I think it’s great we’ve got several different alternatives. Each of us is going to be able to go home and have our constituents react to what we proposed. We’ll do what we can do to promote Medicare X. Ours feels like an elegant solution to the challenges that people are confronting. As Tim mentioned, if you really are going to go down the road of single-payer, you need to think about the fact that there are 170 million Americans who get insurance through their employers, and 20 million who are on Medicare Advantage, and they don’t want that to go away. This is trying to fill an important gap.
The bipartisan stabilization bill that is being introduced is a good step, and we’re strongly supporting it. We need to stabilize the marketplaces, and we’ve got to show the American public that we have ways to strengthen them too. If we stabilize the marketplaces, we can have a more deliberate and careful discussion about next steps, not under the possible emergency of having the marketplaces blow up.

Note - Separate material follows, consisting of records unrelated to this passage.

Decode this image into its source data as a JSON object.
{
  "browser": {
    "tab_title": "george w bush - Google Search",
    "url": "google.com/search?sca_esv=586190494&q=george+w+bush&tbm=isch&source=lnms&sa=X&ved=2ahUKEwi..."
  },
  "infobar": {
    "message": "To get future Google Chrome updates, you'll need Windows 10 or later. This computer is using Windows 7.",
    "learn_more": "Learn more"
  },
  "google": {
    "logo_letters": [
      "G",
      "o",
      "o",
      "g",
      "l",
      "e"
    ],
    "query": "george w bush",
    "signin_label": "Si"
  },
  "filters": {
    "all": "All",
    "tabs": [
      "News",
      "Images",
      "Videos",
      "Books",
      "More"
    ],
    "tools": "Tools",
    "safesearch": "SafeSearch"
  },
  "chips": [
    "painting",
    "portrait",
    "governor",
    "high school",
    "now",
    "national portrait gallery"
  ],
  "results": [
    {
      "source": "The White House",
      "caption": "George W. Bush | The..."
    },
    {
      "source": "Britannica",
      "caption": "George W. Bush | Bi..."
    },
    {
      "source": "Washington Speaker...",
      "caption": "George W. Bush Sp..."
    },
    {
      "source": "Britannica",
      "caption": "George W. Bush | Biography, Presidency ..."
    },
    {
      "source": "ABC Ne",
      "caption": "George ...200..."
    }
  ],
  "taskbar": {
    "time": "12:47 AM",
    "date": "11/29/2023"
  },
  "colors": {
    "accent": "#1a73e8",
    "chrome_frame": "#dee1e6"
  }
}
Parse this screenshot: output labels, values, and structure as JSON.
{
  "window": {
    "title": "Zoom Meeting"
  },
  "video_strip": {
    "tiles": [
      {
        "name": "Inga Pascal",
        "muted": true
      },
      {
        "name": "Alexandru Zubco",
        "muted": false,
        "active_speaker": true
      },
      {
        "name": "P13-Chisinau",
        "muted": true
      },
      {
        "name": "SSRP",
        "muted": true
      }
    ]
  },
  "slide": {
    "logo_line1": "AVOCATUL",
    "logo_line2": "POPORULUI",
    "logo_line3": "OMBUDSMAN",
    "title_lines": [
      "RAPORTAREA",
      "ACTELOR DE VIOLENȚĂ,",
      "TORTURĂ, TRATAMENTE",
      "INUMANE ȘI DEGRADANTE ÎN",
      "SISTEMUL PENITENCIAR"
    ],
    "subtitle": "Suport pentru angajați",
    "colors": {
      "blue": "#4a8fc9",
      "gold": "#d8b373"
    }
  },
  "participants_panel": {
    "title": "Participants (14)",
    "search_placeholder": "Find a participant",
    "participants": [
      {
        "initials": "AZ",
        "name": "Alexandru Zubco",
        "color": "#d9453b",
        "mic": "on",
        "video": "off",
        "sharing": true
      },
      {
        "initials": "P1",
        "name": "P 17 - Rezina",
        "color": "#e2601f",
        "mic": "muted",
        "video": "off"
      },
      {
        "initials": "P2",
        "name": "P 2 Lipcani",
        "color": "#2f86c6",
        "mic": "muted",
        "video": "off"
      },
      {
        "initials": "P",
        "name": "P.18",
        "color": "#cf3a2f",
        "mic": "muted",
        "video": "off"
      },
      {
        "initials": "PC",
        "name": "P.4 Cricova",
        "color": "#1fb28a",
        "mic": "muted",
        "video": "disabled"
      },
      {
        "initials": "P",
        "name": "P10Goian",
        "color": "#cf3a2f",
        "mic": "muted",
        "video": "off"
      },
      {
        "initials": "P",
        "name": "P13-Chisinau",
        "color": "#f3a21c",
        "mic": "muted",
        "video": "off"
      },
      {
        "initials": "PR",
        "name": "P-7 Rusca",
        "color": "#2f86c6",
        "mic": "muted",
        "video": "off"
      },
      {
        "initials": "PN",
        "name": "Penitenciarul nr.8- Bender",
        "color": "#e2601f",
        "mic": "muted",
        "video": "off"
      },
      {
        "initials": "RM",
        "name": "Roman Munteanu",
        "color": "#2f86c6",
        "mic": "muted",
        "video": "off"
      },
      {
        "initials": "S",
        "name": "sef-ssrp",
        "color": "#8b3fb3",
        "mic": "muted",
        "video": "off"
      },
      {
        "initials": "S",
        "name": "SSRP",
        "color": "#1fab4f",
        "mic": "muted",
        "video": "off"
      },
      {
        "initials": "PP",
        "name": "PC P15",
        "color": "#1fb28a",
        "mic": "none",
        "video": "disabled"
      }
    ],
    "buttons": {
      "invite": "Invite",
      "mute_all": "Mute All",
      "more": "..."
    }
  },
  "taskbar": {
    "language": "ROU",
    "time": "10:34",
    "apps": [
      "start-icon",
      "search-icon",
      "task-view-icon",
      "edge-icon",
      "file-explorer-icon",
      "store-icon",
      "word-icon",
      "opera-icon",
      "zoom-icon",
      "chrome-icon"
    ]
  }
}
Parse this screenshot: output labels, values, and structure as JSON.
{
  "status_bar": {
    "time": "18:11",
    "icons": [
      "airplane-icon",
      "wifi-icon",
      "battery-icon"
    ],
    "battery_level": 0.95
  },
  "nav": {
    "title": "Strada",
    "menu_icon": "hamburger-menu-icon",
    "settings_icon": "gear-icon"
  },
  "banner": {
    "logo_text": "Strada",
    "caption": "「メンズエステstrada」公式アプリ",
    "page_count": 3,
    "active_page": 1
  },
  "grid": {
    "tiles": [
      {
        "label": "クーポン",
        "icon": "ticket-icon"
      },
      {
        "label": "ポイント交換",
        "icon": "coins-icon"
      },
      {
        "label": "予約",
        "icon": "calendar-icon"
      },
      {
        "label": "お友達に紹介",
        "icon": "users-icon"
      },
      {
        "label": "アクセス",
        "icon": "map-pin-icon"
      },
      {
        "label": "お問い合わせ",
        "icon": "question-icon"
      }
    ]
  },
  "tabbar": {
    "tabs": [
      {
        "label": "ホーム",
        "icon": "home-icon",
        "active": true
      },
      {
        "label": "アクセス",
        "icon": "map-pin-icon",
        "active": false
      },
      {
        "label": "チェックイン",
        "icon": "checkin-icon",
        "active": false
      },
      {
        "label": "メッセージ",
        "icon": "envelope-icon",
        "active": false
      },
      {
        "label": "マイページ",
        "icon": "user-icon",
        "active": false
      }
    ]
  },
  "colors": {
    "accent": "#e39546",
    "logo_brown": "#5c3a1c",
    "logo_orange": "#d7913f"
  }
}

But the idea is that Medicare X is extra, it is expanded, and you can buy it on the exchange.
I listen to Republicans, and they say they want more choices and affordability. We’ve got something for them. I’m not looking to make my case just to Democrats to vote for it. I hope we can make a successful effort with Republicans, too.
I wanted to ask you about the name. As you mentioned, this isn’t actually a Medicare buy-in. So why use the word Medicare in the name? Also, where did the X come from?
Medicare is for X for extended, extra, buy it on the exchange. If you were here, you’d see Michael making an X with his fingers. He’s so frequently compared to the X-Men.
[There is laughter here, as well as a remark about Dos Equis beer.]
But the idea is that Medicare X is extra, it is expanded, and you can buy it on the exchange. Our “X” term is also one you see in the medical space. Our bill includes negotiated prices on prescription drugs too.
We use the Medicare networks and Medicare reimbursement levels, so nothing new is set up. The network is there, Medicare is known, and while this is not implicating the Medicare Trust Fund, it will still be using the Medicare structures.
My office gets a lot of complaints from people fighting with their insurance. Seldom do we get a complaint about problems with Medicare.